Weems v. Freeman , 234 Ga. 575 ( 1975 )


Menu:
  • 234 Ga. 575 (1975)
    216 S.E.2d 774

    WEEMS et al.
    v.
    FREEMAN et al.

    29759.

    Supreme Court of Georgia.

    Argued March 12, 1975.
    Decided March 13, 1975.
    Rehearing Denied June 17, 1975.

    Gambrell, Russell, Killorin, Wade & Forbes, David A. Handley, Jack O. Morse, Robert B. Wedge, for appellants.

    Palmer H. Ansley, David Crockett, Richard W. Wilson, Jr., Tyler C. Dixon, for appellees.

    HALL, Justice.

    Plaintiff-landowner sued an adjacent owner of industrial property, a contractor, and certain engineers, for injunctive relief and damages which plaintiff claimed *576 to have sustained when the adjacent property was developed, "increasing the surface water runoff and siltation into the Conley Creek area above plaintiff's property [and causing] said creek to overflow its banks onto plaintiff's property, thus creating a trespass and nuisance." During the trial, the landowner and contractor defendants reached an oral agreement with the plaintiff, which they termed a covenant not to sue, whereby they each paid plaintiff $15,000. They agreed that the suit would continue against all the named defendants as though no settlement had taken place, and that if a verdict were rendered against all defendants the engineers, the only remaining actual defendants, were to pay only one-third of the damages. The engineers made numerous objections and motions regarding the settlement and further proceedings. All were overruled and the jury rendered a verdict of $50,000 damages and $10,000 attorney fees in favor of the plaintiff against all defendants. The engineers bring this appeal.

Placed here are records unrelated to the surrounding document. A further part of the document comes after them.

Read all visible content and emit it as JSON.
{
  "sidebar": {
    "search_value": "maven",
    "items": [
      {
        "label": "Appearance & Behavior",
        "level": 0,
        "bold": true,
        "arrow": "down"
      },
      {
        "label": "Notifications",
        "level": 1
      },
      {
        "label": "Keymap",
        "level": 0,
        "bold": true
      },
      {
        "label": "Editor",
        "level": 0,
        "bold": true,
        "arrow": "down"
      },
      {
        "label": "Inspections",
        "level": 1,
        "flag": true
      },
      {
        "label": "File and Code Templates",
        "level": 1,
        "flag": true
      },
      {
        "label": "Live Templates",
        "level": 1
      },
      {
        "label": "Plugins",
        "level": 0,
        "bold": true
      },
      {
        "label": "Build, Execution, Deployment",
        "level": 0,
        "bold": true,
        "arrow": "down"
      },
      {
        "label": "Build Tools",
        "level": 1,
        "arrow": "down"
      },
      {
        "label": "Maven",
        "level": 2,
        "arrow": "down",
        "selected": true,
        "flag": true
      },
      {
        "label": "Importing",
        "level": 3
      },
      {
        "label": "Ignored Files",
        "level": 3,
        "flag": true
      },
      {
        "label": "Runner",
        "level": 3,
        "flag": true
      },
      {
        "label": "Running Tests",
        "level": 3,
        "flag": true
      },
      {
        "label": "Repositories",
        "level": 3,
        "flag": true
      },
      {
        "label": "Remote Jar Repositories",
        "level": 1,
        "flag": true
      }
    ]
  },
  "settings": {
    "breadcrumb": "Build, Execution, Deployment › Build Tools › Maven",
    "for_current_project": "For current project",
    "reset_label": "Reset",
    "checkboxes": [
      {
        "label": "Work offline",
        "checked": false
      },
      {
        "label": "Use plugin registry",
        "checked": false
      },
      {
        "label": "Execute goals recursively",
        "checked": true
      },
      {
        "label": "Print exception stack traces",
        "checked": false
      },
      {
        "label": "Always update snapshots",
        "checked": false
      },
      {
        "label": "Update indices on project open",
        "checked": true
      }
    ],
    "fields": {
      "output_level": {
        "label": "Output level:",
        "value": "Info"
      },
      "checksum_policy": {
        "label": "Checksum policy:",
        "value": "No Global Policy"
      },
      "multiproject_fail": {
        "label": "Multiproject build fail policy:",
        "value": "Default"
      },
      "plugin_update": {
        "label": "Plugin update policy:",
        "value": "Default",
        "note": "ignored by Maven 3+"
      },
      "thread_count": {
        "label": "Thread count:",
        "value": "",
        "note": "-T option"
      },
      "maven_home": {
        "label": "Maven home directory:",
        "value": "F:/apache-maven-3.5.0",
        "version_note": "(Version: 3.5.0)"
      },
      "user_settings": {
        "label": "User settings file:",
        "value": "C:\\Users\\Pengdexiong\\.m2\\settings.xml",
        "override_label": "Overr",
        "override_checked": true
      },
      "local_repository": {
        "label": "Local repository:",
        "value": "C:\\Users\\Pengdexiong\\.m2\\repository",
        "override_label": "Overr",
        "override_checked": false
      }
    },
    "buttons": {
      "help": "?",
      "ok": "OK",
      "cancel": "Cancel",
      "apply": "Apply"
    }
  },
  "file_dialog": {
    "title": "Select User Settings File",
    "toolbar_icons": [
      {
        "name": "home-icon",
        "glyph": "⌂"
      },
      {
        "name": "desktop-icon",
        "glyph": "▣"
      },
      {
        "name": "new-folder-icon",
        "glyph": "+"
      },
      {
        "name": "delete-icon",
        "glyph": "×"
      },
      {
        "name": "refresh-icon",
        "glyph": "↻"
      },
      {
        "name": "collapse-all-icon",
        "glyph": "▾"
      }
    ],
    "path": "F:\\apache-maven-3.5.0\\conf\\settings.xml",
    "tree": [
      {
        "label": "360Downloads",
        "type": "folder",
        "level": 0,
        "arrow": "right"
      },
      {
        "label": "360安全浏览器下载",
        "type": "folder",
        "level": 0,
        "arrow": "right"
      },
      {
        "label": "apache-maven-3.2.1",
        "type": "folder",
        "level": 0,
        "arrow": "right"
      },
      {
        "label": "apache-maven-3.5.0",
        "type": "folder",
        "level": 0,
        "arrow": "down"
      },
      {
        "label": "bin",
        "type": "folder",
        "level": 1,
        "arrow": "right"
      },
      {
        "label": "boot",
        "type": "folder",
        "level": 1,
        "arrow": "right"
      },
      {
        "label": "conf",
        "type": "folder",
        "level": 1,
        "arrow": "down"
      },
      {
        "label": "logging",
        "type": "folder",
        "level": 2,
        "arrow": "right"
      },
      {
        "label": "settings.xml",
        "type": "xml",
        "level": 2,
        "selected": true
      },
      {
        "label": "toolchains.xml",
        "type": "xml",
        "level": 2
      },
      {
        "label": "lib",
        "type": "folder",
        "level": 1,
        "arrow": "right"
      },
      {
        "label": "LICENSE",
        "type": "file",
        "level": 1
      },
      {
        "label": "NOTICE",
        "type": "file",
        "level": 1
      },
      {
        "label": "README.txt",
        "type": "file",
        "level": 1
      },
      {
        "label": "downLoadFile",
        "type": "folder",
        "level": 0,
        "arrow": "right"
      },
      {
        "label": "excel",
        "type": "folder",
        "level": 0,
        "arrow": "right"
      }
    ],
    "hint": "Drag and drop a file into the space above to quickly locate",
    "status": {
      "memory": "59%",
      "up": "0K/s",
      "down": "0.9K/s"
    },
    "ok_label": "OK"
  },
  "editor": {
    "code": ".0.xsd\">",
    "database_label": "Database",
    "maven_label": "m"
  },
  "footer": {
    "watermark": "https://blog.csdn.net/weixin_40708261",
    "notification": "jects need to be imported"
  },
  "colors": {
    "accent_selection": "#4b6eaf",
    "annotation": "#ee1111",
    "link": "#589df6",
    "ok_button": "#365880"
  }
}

    The basic enumeration of error is that the trial court erred in failing to grant appellants' motion for directed verdict on the ground that the settlement agreement released all defendants from liability. We agree and reverse the judgment of the trial court.

    Georgia follows the common law rule that a release of one joint tortfeasor has the effect of discharging all other tortfeasors. Grizzard v. Davis, 131 Ga. App. 577, 581 (206 SE2d 853); City of Buford v. Hosch, 104 Ga. App. 615 (122 SE2d 287). However, a mere covenant not to sue one joint tortfeasor, or an instrument that may be construed as such, does not discharge the remaining tortfeasors. Moore v. Smith, 78 Ga. App.49 (50 SE2d 219). Where the right to sue has been reserved and the plaintiff has not received full satisfaction, the agreement will be construed to be a covenant not to sue because of the manifest intent of the parties. Atlantic C. L. R. Co. v. Ouzts, 82 Ga. App. 36 (60 SE2d 770). While a covenant not to sue can be made lis pendens and the suit dismissed as to the tortfeasors making the settlement (Register v. Andris, 83 Ga. App. 632 (64 SE2d 196)), it is a non sequitur to claim that there is a covenant not to sue and yet at the same time continue the action against those who are parties to the agreement. *577 This type settlement is in reality an agreement not to enforce the judgment against any defendant who is a party to the agreement.

    Code § 39-604 provides: "An agreement for a valuable consideration never to enforce a judgment or execution shall release the judgment or execution." In Powell v. Davis, 60 Ga. 70, this court held that a release of judgment against two defendants in favor of one of them, without the knowledge or consent of the other, acted as an absolute release of both, even though the plaintiff stipulated that said release was not to affect collection from the one not a party thereto. The controlling factor was that a judgment had been rendered against both defendants, creating a joint liability and the agreement between the plaintiff and one defendant was inadmissible to discredit the veracity of the record. It was also relevant that the other defendant did not consent to the discharge. That case is similar to the case at bar in that in both a judgment was actually rendered against all defendants. The stipulation made prior to delivery of the verdict in the present case was unknown to the jury and can only be interpreted as an agreement releasing the defendants involved from judgment when rendered. Where there is a covenant not to sue, it is important that the parties to the covenant not be sued in fact or in fiction after the agreement has been executed. Otherwise, the substance of the agreement will be construed to be a release from judgment and will act to release all joint tortfeasors.

    The trial court erred in overruling appellants' motion for a directed verdict. All other enumerations of error are moot.

    Judgment reversed. All the Justices concur.